ANN ARBOR, MI — As COVID-19 burst upon the world stage, medical care rapidly shifted from in-person visits to telemedicine consultations with varying results among patients with chronic conditions, cancer and other diseases that required regular and ongoing interaction with medical personnel. Previous studies determined that veterans with lower incomes, rural residence, more severe disabilities and more comorbidities were more likely to use virtual care during the pandemic. Overall, telemedicine appointments increased more than 1,000% in the first three months of the pandemic.

Researchers at the VA Ann Arbor, MI, Healthcare System in Ann Arbor, Mich., and colleagues sought to understand how the pandemic affected delivery of care to veterans with multiple myeloma. They retrospectively analyzed the electronic medical records of 3,679 veterans with multiple myeloma (MM), representing all the 50 states, who received oral medication for their blood disorder between June 2019 and December 2020.1 Results of the study were presented at the 64th American Society of Hematology Annual Meeting in New Orleans on Dec. 11.

The analysis considered June 2019 to February 2020 to be pre-lockdown and April 2020 to December 2020 to be the post-lockdown period. Visits or consultations by email, phone or telemedicine were considered virtual care. For the study, the team looked at changes in the proportion of in-person visits for all outpatient visits, the number of oral prescriptions for MM medications, number of laboratory tests (creatinine, hemoglobin, serum protein electrophoresis and free light chain ratio) and number of hospital admissions. They used interrupted time series analysis for each outcome to determine the step change between the periods with autoregressive moving average modeling. Each period had nine time points corresponding to months.

Prior to the pandemic lockdown, 93% of medical visits by veterans with MM occurred in person. That number plunged to 68% in April 2020. Interrupted time series analysis demonstrated a 26% drop in the percentage of outpatient visits performed in person when comparing the post-lockdown and pre-lockdown periods.

Further analysis of 37,388 prescriptions showed no statistically significant change in the monthly numbers of prescriptions for ixazomib, lenalidomide or pomalidomide between the periods. However, the number of creatinine, hemoglobin, serum protein electrophoresis laboratory tests performed dropped dramatically. The number of free light chain ratio tests was not significant. Despite less laboratory monitoring, monthly hospital admissions did not rise (-24, [95% CI: +9 to -57], p=0.18).

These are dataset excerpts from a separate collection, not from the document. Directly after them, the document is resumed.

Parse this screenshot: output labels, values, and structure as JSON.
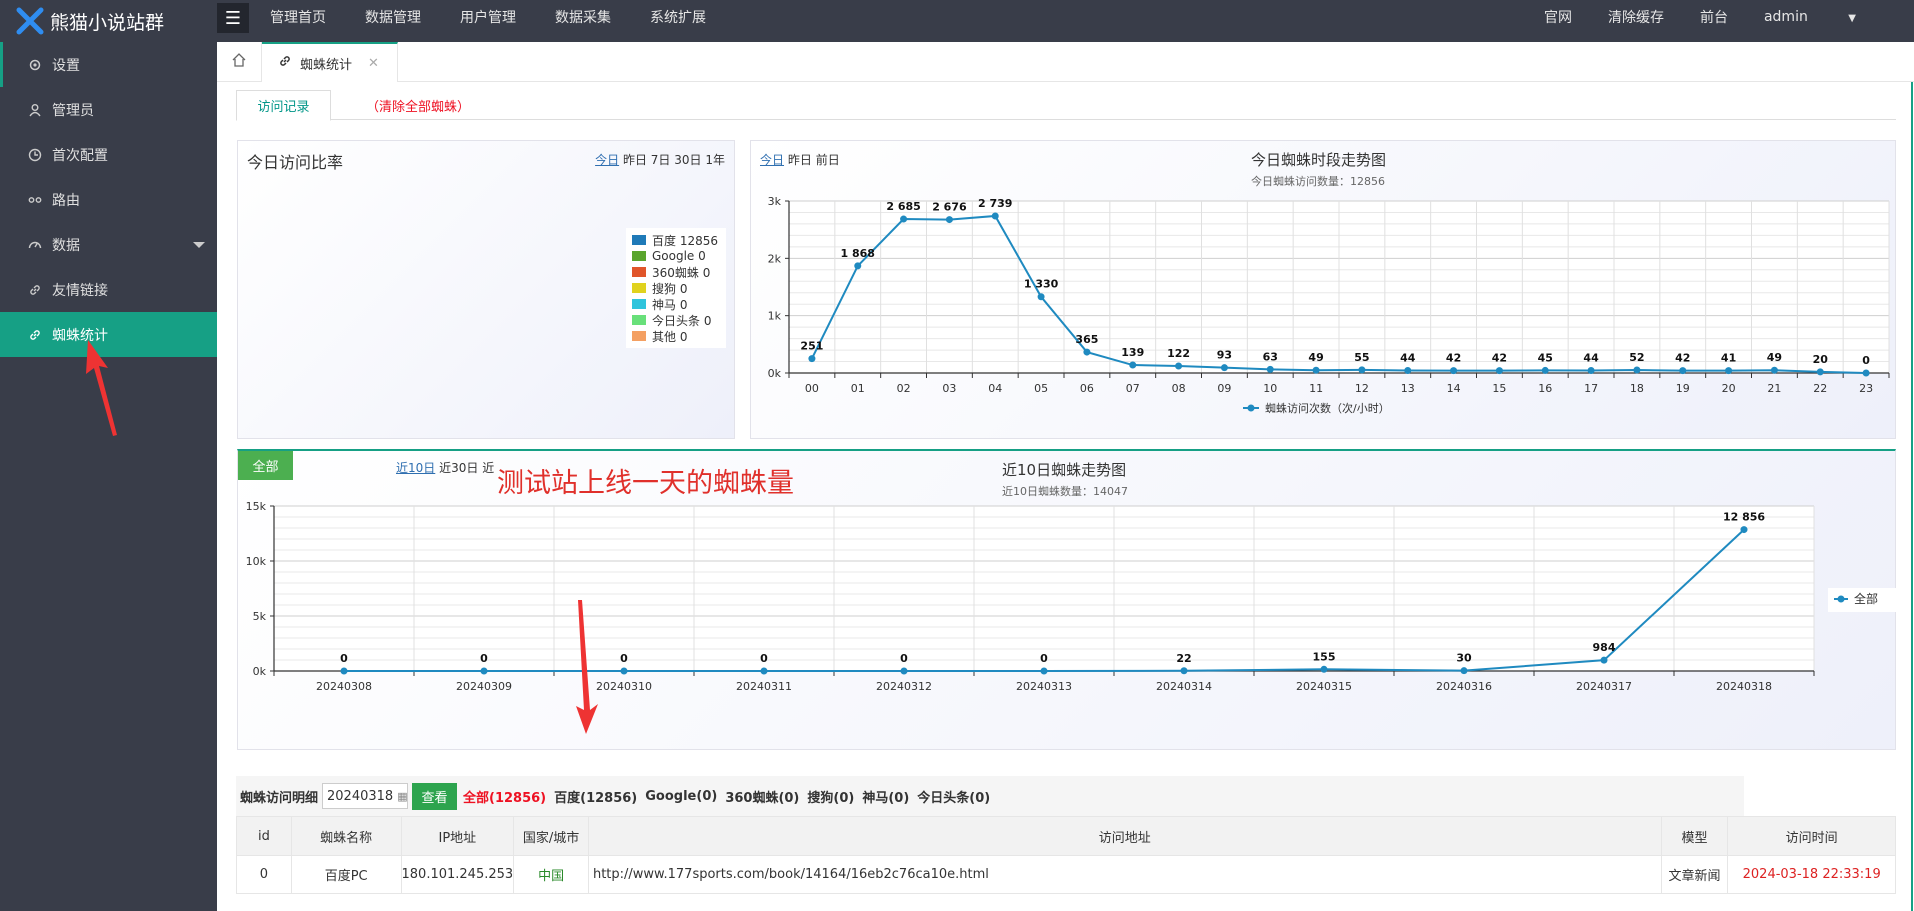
{
  "brand": {
    "name": "熊猫小说站群"
  },
  "topnav": {
    "items": [
      "管理首页",
      "数据管理",
      "用户管理",
      "数据采集",
      "系统扩展"
    ],
    "right": [
      "官网",
      "清除缓存",
      "前台"
    ],
    "user": "admin"
  },
  "sidebar": {
    "items": [
      {
        "label": "设置",
        "icon": "gear-icon"
      },
      {
        "label": "管理员",
        "icon": "user-icon"
      },
      {
        "label": "首次配置",
        "icon": "clock-icon"
      },
      {
        "label": "路由",
        "icon": "route-icon"
      },
      {
        "label": "数据",
        "icon": "dashboard-icon"
      },
      {
        "label": "友情链接",
        "icon": "link-icon"
      },
      {
        "label": "蜘蛛统计",
        "icon": "link-icon"
      }
    ]
  },
  "tabs": {
    "current": "蜘蛛统计"
  },
  "subtabs": {
    "records": "访问记录",
    "clear": "（清除全部蜘蛛）"
  },
  "ratio_panel": {
    "title": "今日访问比率",
    "periods": [
      "今日",
      "昨日",
      "7日",
      "30日",
      "1年"
    ],
    "legend": [
      {
        "label": "百度 12856",
        "color": "#1f7ab8"
      },
      {
        "label": "Google 0",
        "color": "#5aa52d"
      },
      {
        "label": "360蜘蛛 0",
        "color": "#e0552a"
      },
      {
        "label": "搜狗 0",
        "color": "#e0d21e"
      },
      {
        "label": "神马 0",
        "color": "#2fc4dc"
      },
      {
        "label": "今日头条 0",
        "color": "#68e07a"
      },
      {
        "label": "其他 0",
        "color": "#f4a062"
      }
    ]
  },
  "hourly_panel": {
    "periods": [
      "今日",
      "昨日",
      "前日"
    ],
    "title": "今日蜘蛛时段走势图",
    "subtitle": "今日蜘蛛访问数量：12856",
    "legend": "蜘蛛访问次数（次/小时）",
    "chart_data": {
      "type": "line",
      "categories": [
        "00",
        "01",
        "02",
        "03",
        "04",
        "05",
        "06",
        "07",
        "08",
        "09",
        "10",
        "11",
        "12",
        "13",
        "14",
        "15",
        "16",
        "17",
        "18",
        "19",
        "20",
        "21",
        "22",
        "23"
      ],
      "values": [
        251,
        1868,
        2685,
        2676,
        2739,
        1330,
        365,
        139,
        122,
        93,
        63,
        49,
        55,
        44,
        42,
        42,
        45,
        44,
        52,
        42,
        41,
        49,
        20,
        0
      ],
      "labels": [
        "251",
        "1 868",
        "2 685",
        "2 676",
        "2 739",
        "1 330",
        "365",
        "139",
        "122",
        "93",
        "63",
        "49",
        "55",
        "44",
        "42",
        "42",
        "45",
        "44",
        "52",
        "42",
        "41",
        "49",
        "20",
        "0"
      ],
      "yticks": [
        "0k",
        "1k",
        "2k",
        "3k"
      ],
      "ylim": [
        0,
        3000
      ],
      "color": "#1f8ac0"
    }
  },
  "ten_day_panel": {
    "all_label": "全部",
    "periods": [
      "近10日",
      "近30日",
      "近"
    ],
    "note": "测试站上线一天的蜘蛛量",
    "title": "近10日蜘蛛走势图",
    "subtitle": "近10日蜘蛛数量：14047",
    "legend": "全部",
    "chart_data": {
      "type": "line",
      "categories": [
        "20240308",
        "20240309",
        "20240310",
        "20240311",
        "20240312",
        "20240313",
        "20240314",
        "20240315",
        "20240316",
        "20240317",
        "20240318"
      ],
      "values": [
        0,
        0,
        0,
        0,
        0,
        0,
        22,
        155,
        30,
        984,
        12856
      ],
      "labels": [
        "0",
        "0",
        "0",
        "0",
        "0",
        "0",
        "22",
        "155",
        "30",
        "984",
        "12 856"
      ],
      "yticks": [
        "0k",
        "5k",
        "10k",
        "15k"
      ],
      "ylim": [
        0,
        15000
      ],
      "color": "#1f8ac0"
    }
  },
  "detail": {
    "label": "蜘蛛访问明细",
    "date": "20240318",
    "search": "查看",
    "filters": [
      "全部(12856)",
      "百度(12856)",
      "Google(0)",
      "360蜘蛛(0)",
      "搜狗(0)",
      "神马(0)",
      "今日头条(0)"
    ],
    "columns": [
      "id",
      "蜘蛛名称",
      "IP地址",
      "国家/城市",
      "访问地址",
      "模型",
      "访问时间"
    ],
    "rows": [
      [
        "0",
        "百度PC",
        "180.101.245.253",
        "中国",
        "http://www.177sports.com/book/14164/16eb2c76ca10e.html",
        "文章新闻",
        "2024-03-18 22:33:19"
      ]
    ]
  }
}
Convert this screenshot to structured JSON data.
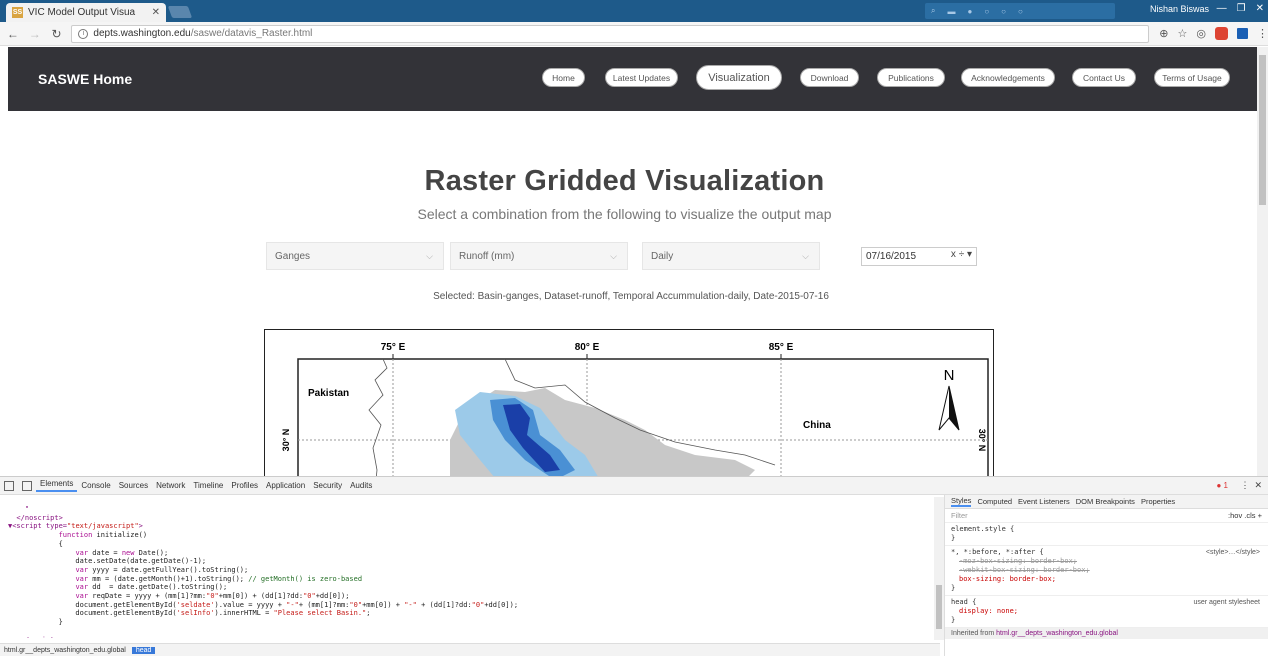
{
  "browser": {
    "tab_title": "VIC Model Output Visua",
    "favicon_text": "SS",
    "url_host": "depts.washington.edu",
    "url_path": "/saswe/datavis_Raster.html",
    "user_name": "Nishan Biswas"
  },
  "navbar": {
    "brand": "SASWE Home",
    "items": [
      "Home",
      "Latest Updates",
      "Visualization",
      "Download",
      "Publications",
      "Acknowledgements",
      "Contact Us",
      "Terms of Usage"
    ],
    "active": "Visualization"
  },
  "page": {
    "title": "Raster Gridded Visualization",
    "subtitle": "Select a combination from the following to visualize the output map",
    "selects": {
      "basin": "Ganges",
      "dataset": "Runoff (mm)",
      "temporal": "Daily"
    },
    "date_value": "07/16/2015",
    "date_controls": "x ÷ ▾",
    "sel_info": "Selected: Basin-ganges, Dataset-runoff, Temporal Accummulation-daily, Date-2015-07-16"
  },
  "map": {
    "lon_labels": [
      "75° E",
      "80° E",
      "85° E"
    ],
    "lat_label": "30° N",
    "place_labels": [
      "Pakistan",
      "China"
    ],
    "north_label": "N"
  },
  "devtools": {
    "tabs": [
      "Elements",
      "Console",
      "Sources",
      "Network",
      "Timeline",
      "Profiles",
      "Application",
      "Security",
      "Audits"
    ],
    "active_tab": "Elements",
    "error_count": "1",
    "breadcrumb": [
      "html.gr__depts_washington_edu.global",
      "head"
    ],
    "styles_tabs": [
      "Styles",
      "Computed",
      "Event Listeners",
      "DOM Breakpoints",
      "Properties"
    ],
    "filter_placeholder": "Filter",
    "filter_buttons": ":hov  .cls  +",
    "rule_element_style": "element.style {",
    "rule_universal_selector": "*, *:before, *:after {",
    "rule_universal_source": "<style>…</style>",
    "rule_moz": "-moz-box-sizing: border-box;",
    "rule_webkit": "-webkit-box-sizing: border-box;",
    "rule_box": "box-sizing: border-box;",
    "rule_head": "head {",
    "rule_head_source": "user agent stylesheet",
    "rule_display": "display: none;",
    "inherited_prefix": "Inherited from ",
    "inherited_from": "html.gr__depts_washington_edu.global"
  }
}
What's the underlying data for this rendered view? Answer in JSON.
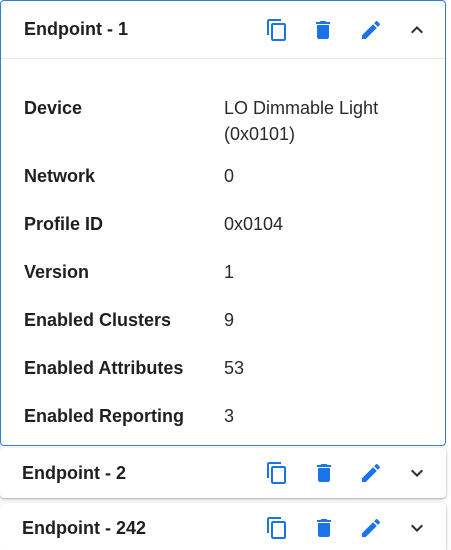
{
  "colors": {
    "accent": "#1a73e8",
    "icon_dark": "#2d2d2d",
    "expanded_border": "#2f7fd6"
  },
  "endpoints": [
    {
      "title": "Endpoint - 1",
      "expanded": true,
      "details": [
        {
          "label": "Device",
          "value": "LO Dimmable Light (0x0101)"
        },
        {
          "label": "Network",
          "value": "0"
        },
        {
          "label": "Profile ID",
          "value": "0x0104"
        },
        {
          "label": "Version",
          "value": "1"
        },
        {
          "label": "Enabled Clusters",
          "value": "9"
        },
        {
          "label": "Enabled Attributes",
          "value": "53"
        },
        {
          "label": "Enabled Reporting",
          "value": "3"
        }
      ],
      "icons": [
        "copy-icon",
        "delete-icon",
        "edit-icon",
        "chevron-up-icon"
      ]
    },
    {
      "title": "Endpoint - 2",
      "expanded": false,
      "icons": [
        "copy-icon",
        "delete-icon",
        "edit-icon",
        "chevron-down-icon"
      ]
    },
    {
      "title": "Endpoint - 242",
      "expanded": false,
      "icons": [
        "copy-icon",
        "delete-icon",
        "edit-icon",
        "chevron-down-icon"
      ]
    }
  ]
}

“The impact on clinical outcomes as a result of increasing virtual care in MM remain to be fully assessed, although the lack of major observed shifts in outpatient scripts and inpatient admissions is encouraging,” the team concluded.

 

  1. Su CT, Chen J, Sussman J. Shifts in Multiple Myeloma Care Utilization of Veterans in the COVID-19 Era: Interrupted Time Series Analysis of Veterans Health Administration Data. Blood. 2022 Nov 15;140:7915–6. doi: 10.1182/blood-2022-165966. Epub 2022 Nov 15.